Keterlibatan Presiden Joko Widodo (Jokowi) dalam upaya memenangkan Prabowo-Gibran di Pemilihan Presiden (Pilpres) 2024 dapat menjadi salah satu alasan dilakukan pemakzulan terhadapnya.
Menurut sejumlah pakar hukum tata negara (HTN) hal tersebut memenuhi unsur konstitusi.
Peneliti Forum Masyarakat Peduli Parlemen Indonesia (Formappi) Lucius Karus menilai pernyataan tersebut merupakan amunisi bagi DPR untuk membangun langkah-langkah nyata demi mengevaluasi kebijakan Jokowi yang dianggap merugikan rakyat, bangsa, dan negara.
"Jadi pakar HTN ini sesungguhnya menantang DPR. Apakah pernyataan kekecewaan yang dilontarkan sejumlah politisi parlemen betul-betul berangkat dari keprihatinan atas penyimpangan kebijakan Presiden atau hanya sekedar pernyataan politis yang dimaksudkan untuk mendapatkan simpati publik saja?" terangnya.
Menurut Lucius, banyak pernyataan politisi didasarkan pada kepentingan politik masing-masing dan demi efek elektoral saja.
Dugaan penyimpangan kebijakan akhirnya hanya dijadikan sebagai komoditas politik sesaat saja.
"Jika menurut ahli HTN sudah cukup alasan untuk memakzulkan Jokowi, harusnya langkah nyata segera bergulir di parlemen untuk mengumpulkan dukungan dari DPR dalam menggunakan hak angket," tandasnya.

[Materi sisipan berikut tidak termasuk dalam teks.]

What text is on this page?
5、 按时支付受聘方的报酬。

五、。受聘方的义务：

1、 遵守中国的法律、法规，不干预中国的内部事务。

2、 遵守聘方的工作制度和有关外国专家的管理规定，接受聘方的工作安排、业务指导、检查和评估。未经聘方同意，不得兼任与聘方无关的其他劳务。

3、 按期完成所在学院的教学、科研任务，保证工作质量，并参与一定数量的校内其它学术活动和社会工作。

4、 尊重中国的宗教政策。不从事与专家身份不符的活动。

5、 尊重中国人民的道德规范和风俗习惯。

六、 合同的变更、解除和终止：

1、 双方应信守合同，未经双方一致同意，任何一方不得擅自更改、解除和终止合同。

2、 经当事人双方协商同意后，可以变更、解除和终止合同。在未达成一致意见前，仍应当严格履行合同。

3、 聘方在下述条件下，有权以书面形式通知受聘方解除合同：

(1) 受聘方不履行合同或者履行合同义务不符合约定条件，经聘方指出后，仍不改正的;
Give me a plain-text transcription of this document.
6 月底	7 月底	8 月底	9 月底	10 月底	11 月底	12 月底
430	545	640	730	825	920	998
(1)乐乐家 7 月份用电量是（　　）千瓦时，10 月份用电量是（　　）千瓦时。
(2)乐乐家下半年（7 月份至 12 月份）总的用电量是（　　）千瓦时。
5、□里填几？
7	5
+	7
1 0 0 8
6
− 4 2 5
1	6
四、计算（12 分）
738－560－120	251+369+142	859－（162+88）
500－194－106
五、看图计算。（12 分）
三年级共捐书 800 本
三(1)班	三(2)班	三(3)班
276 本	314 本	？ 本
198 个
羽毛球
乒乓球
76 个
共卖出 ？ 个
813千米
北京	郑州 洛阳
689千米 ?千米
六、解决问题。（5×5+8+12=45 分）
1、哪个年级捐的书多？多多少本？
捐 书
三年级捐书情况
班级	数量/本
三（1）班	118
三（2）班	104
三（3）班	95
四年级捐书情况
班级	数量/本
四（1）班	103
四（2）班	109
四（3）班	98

Ia juga menilai legitimasi Jokowi semakin tergerus karena sepak terjang Presiden yang tidak netral lagi di Pemilu 2024.
Keberpihakan presiden pada calon tertentu di pemilu mengangkangi kedudukan presiden sebagai kepala negara yang harus berdiri di atas semua kelompok dalam urusan pemilu.
"Keberpihakan Presiden membawa bahaya terbukanya upaya mobilisasi infrastruktur kekuasaan untuk kepentingan kelompok yang didukung Presiden saja. Ini tentu tak adil dan melawan asas pemilu yang luber dan jurdil," pungkasnya.
Sementara itu, pengat politik dari UPN Veteran Jakarta mengatakan peluang untuk memakzulkan Presiden Joko Widodo justru terlihat kecil.
“Sulitnya menentukan tindakan pelanggaran presiden karena polanya yang senyap, impeachment baru bisa dilakukan saat presiden mengkhianati negara, melakukan korupsi, penyuapan, dan tindakan-tindakan tercela lainnya yang menyebabkannya tidak layak lagi menjadi presiden.” ujar Danis pada 20 November 2023.
Masyarakat disebut tidak ikut merasakan tentang sikap cawe-cawe Jokowi, sehingga mereka tidak ikut merasa kecewa.
Kita menyayangkan berbagai tindakan "cawe-cawe" yang terjadi, tapi kekecewaan itu tidak menyebar jauh pada persepsi masyarakat. Masyarakat tidak bergeming, mereka tidak ikut merasakan kekecewaan, menganggap seolah-olah wajar,” jelas Danis.
Sebelumnya, akademisi Universitas Andalas Feri Amsari mengatakan pemakzulan terhadap Presiden Jokowi sudah memenuhi unsur konstitusi.
Feri menyebut presiden secara kasat mata terlibat dalam upaya pemenangan pasangan Prabowo Subianto dan putra sulungnya Gibran Rakabuming pada Pilpres 2024.
“Seluruh konteks dan unsur-unsur pemakzulan sudah terpenuhi,” kata Feri.
Menurutnya bukti lain yang bisa diserahkan terkait pemakzulan Jokowi yakni pernyataannya soal Gibran yang enggan masuk politik.
Namun kini, Gibran malah menjadi Wali Kota Solo hingga maju calon wakil presiden (cawapres) Prabowo.
“Pilihannya keberanian politisi (di parlemen) menegakkan konstitusi dan berhadapan dengan rezim totalitarian Jokowi,” katanya.
Menurut Feri, keterlibatan aparat kepolisian, skandal bekas Ketua Mahkamah Konstitusi yang juga adik ipar Presiden Jokowi, pemanggilan para menteri, pembiaran kampanye di luar jadwal, dan pemanggilan pejabat daerah sudah bisa menjadi bukti konkret.